The FDA admitted its mistake and rescinded its approval of collagen scaffold in March 2011.

This action sent ReGen into bankruptcy, and its successor, Ivy Sports Medicine, quickly sued Health and Human Services Department head Kathleen Sebelius under the Administrative Procedure Act.

A federal judge sided with the agency last year, ruling that the FDA invoked its proper authority in rescinding its approval of collagen scaffolding.

But the D.C. Circuit reversed that decision Friday.

"'Congress has provided a mechanism capable of rectifying mistaken actions,' and it would be unreasonable under this statutory scheme to infer that FDA retains inherent authority to short-circuit or end-run the carefully prescribed statutory reclassification process in order to correct the same mistake," Judge Brett Kavanaugh said, quoting D.C. Circuit precedent.

Under the statute, the FDA must take certain procedural steps to rescind its approval, including a notice and comment period.

"FDA obviously thinks notice and comment is unnecessary here, a not-uncommon sentiment among agencies that want to take action more promptly.
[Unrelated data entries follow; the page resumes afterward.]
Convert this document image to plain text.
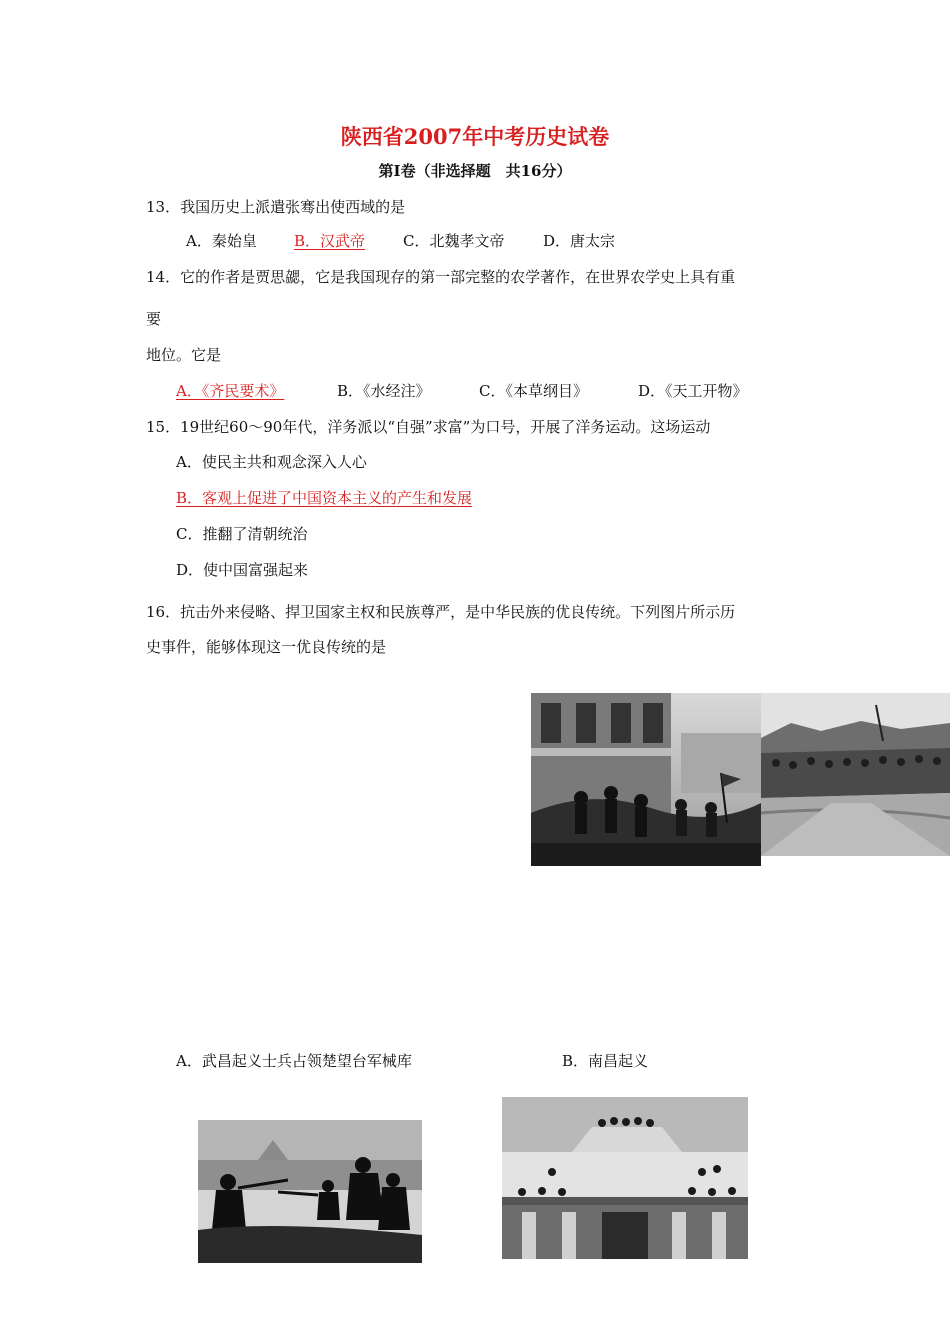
陕西省2007年中考历史试卷
第Ⅰ卷（非选择题　共16分）
13．我国历史上派遣张骞出使西域的是
A．秦始皇 B．汉武帝	C．北魏孝文帝	D．唐太宗
14．它的作者是贾思勰，它是我国现存的第一部完整的农学著作，在世界农学史上具有重
要
地位。它是
A．《齐民要术》	B．《水经注》	C．《本草纲目》	D．《天工开物》
15．19世纪60～90年代，洋务派以“自强”求富”为口号，开展了洋务运动。这场运动
A．使民主共和观念深入人心
B．客观上促进了中国资本主义的产生和发展
C．推翻了清朝统治
D．使中国富强起来
16．抗击外来侵略、捍卫国家主权和民族尊严，是中华民族的优良传统。下列图片所示历
史事件，能够体现这一优良传统的是
A．武昌起义士兵占领楚望台军械库	B．南昌起义
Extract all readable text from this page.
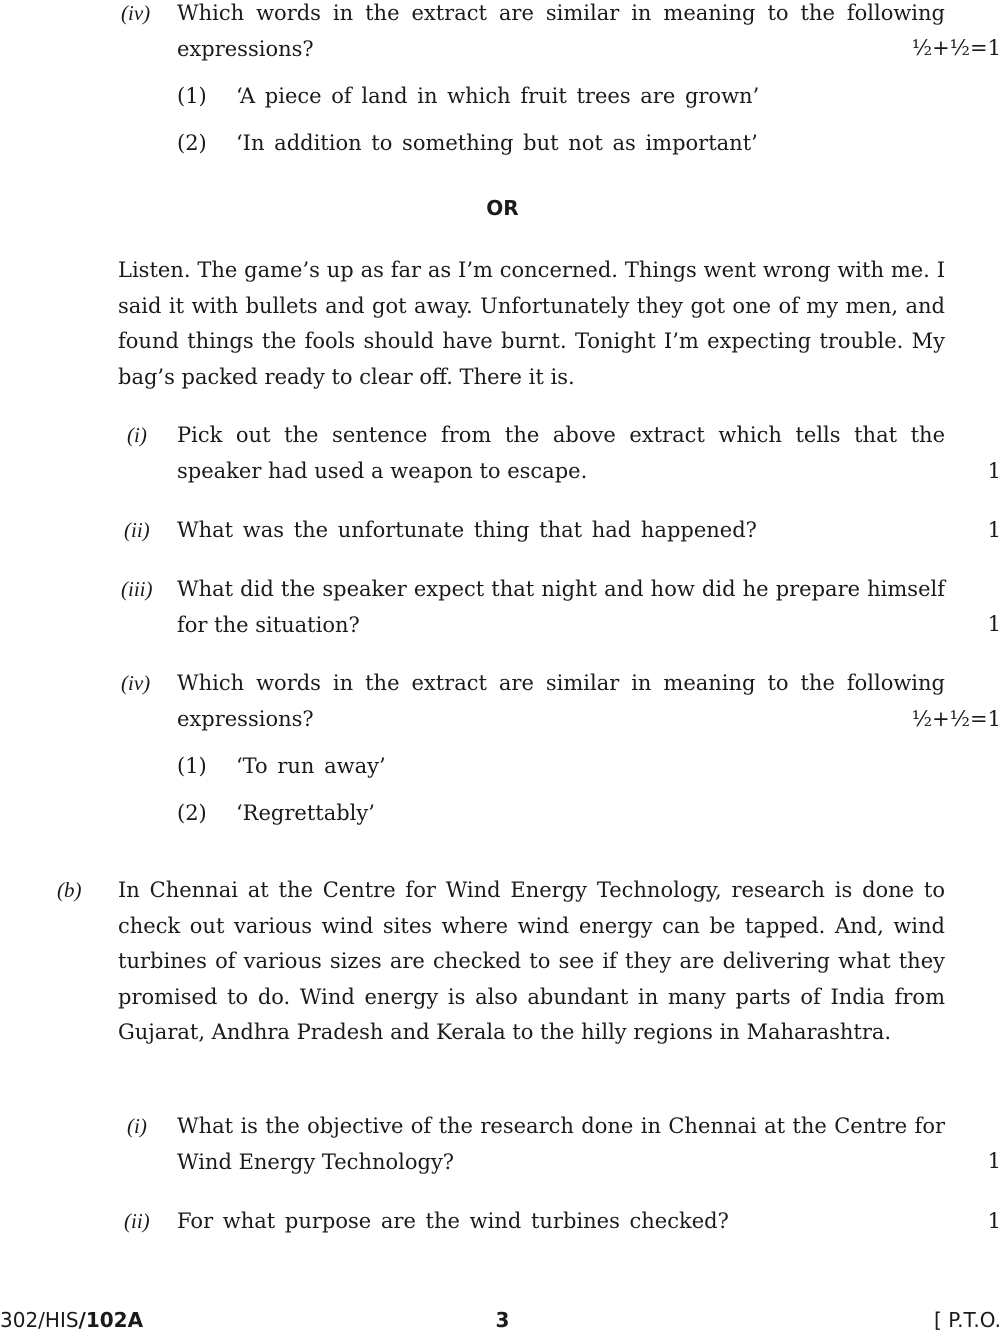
(iv) Which words in the extract are similar in meaning to the following expressions?	½+½=1
(1) ‘A piece of land in which fruit trees are grown’
(2) ‘In addition to something but not as important’
OR
Listen. The game’s up as far as I’m concerned. Things went wrong with me. I said it with bullets and got away. Unfortunately they got one of my men, and found things the fools should have burnt. Tonight I’m expecting trouble. My bag’s packed ready to clear off. There it is.
(i) Pick out the sentence from the above extract which tells that the speaker had used a weapon to escape.	1
(ii) What was the unfortunate thing that had happened?	1
(iii) What did the speaker expect that night and how did he prepare himself for the situation?	1
(iv) Which words in the extract are similar in meaning to the following expressions?	½+½=1
(1) ‘To run away’
(2) ‘Regrettably’
(b) In Chennai at the Centre for Wind Energy Technology, research is done to check out various wind sites where wind energy can be tapped. And, wind turbines of various sizes are checked to see if they are delivering what they promised to do. Wind energy is also abundant in many parts of India from Gujarat, Andhra Pradesh and Kerala to the hilly regions in Maharashtra.
(i) What is the objective of the research done in Chennai at the Centre for Wind Energy Technology?	1
(ii) For what purpose are the wind turbines checked?	1
302/HIS/102A	3	[ P.T.O.
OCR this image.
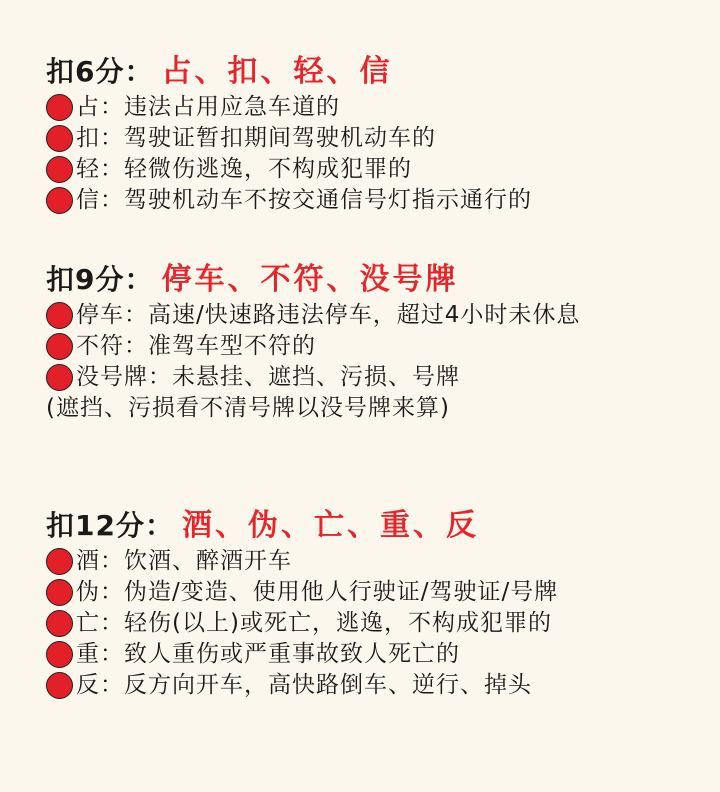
扣6分： 占、扣、轻、信
占：违法占用应急车道的
扣：驾驶证暂扣期间驾驶机动车的
轻：轻微伤逃逸，不构成犯罪的
信：驾驶机动车不按交通信号灯指示通行的
扣9分： 停车、不符、没号牌
停车：高速/快速路违法停车，超过4小时未休息
不符：准驾车型不符的
没号牌：未悬挂、遮挡、污损、号牌
(遮挡、污损看不清号牌以没号牌来算)
扣12分： 酒、伪、亡、重、反
酒：饮酒、醉酒开车
伪：伪造/变造、使用他人行驶证/驾驶证/号牌
亡：轻伤(以上)或死亡，逃逸，不构成犯罪的
重：致人重伤或严重事故致人死亡的
反：反方向开车，高快路倒车、逆行、掉头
But notice and comment helps to prevent mistakes, because agencies receive more input and information before they make a final decision," Kavanaugh said.

In addition, it is not clear that the agency's acquiescence to political pressure so tainted its review of the collegan scaffold as to warrant bypassing the statutory requirements.

The FDA's internal report on the review process acknowledged that the letters from New Jersey senator's in support of ReGen were not inappropriate, and "found no evidence that [the] supposed defects affected FDA's decision," the 16-page opinion said.

Judge Nina Pillard dissented, saying, "I believe the majority errs in reading the Act to require that the agency's erroneous approval of a medical device via the abbreviated substantial equivalence process remain frozen in place unless the agency takes the long way around, through notice and comment rulemaking required for 'Classification Changes,' to undo it."

She said Congress did not intend the statutory framework cited by the majority opinion to displace the FDA's authority to correct its own mistakes.